Supervisor Michael Antonovich suggested that the county cancel the contract if the state couldn't provide more funding.

"Why don't we cancel the contract for insufficient funding?" he said.

There is a statewide backlog of more than 9,000 open cases, according to the Daily News. Poolean estimated that the county's backlog amounts to 2,000- 3,000 reports and dates back to 2010 or 2011, but stressed that it was a matter of filing paperwork, not of investigating concerns.

Investigative findings have been entered into a federal-state database, according to Poolean and Fielding, but separate reports required by the state to close out the cases had not been filed for the backlogged cases.

The newspaper cited the case of an 89-year-old woman who died after a series of falls at a Canoga Park nursing home as an example of cases that go unresolved.

The woman's daughter, Jeanne Callan, told the Daily News that the home should have taken precautions given her mother's history of falls, and that she didn't get a response from county officials for a year and a half.

"I always expected that somehow, somebody would be there ... to help protect people," Callan told the Daily News. "that isn't happening."

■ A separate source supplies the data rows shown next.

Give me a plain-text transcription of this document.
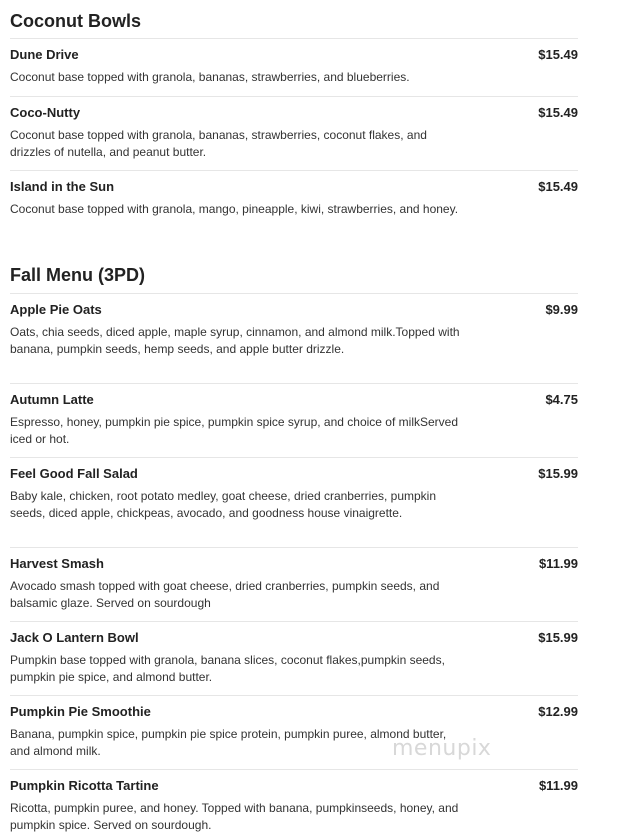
Coconut Bowls
Dune Drive	$15.49
Coconut base topped with granola, bananas, strawberries, and blueberries.
Coco-Nutty	$15.49
Coconut base topped with granola, bananas, strawberries, coconut flakes, and drizzles of nutella, and peanut butter.
Island in the Sun	$15.49
Coconut base topped with granola, mango, pineapple, kiwi, strawberries, and honey.
Fall Menu (3PD)
Apple Pie Oats	$9.99
Oats, chia seeds, diced apple, maple syrup, cinnamon, and almond milk.Topped with banana, pumpkin seeds, hemp seeds, and apple butter drizzle.
Autumn Latte	$4.75
Espresso, honey, pumpkin pie spice, pumpkin spice syrup, and choice of milkServed iced or hot.
Feel Good Fall Salad	$15.99
Baby kale, chicken, root potato medley, goat cheese, dried cranberries, pumpkin seeds, diced apple, chickpeas, avocado, and goodness house vinaigrette.
Harvest Smash	$11.99
Avocado smash topped with goat cheese, dried cranberries, pumpkin seeds, and balsamic glaze. Served on sourdough
Jack O Lantern Bowl	$15.99
Pumpkin base topped with granola, banana slices, coconut flakes,pumpkin seeds, pumpkin pie spice, and almond butter.
Pumpkin Pie Smoothie	$12.99
Banana, pumpkin spice, pumpkin pie spice protein, pumpkin puree, almond butter, and almond milk.
Pumpkin Ricotta Tartine	$11.99
Ricotta, pumpkin puree, and honey. Topped with banana, pumpkinseeds, honey, and pumpkin spice. Served on sourdough.
menupix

Poolean said the case was investigated and no actionable violations were found, but is now being re-investigated due to an appeal.

The board directed the department to provide a point-by-point response to the article no later than tomorrow and to report back within 30 days with an analysis of the backlog and potential solutions.

Early this evening, the department released a statement calling reports that investigations were backlogged "erroneous," but acknowledging that staffers have been "falling behind in developing the extensive written reports for some completed investigations where one or more violations was identified.

"The county is committed to work with the state to secure sufficient resources and streamline current processes to fulfill all state and federal requirements," the statement read.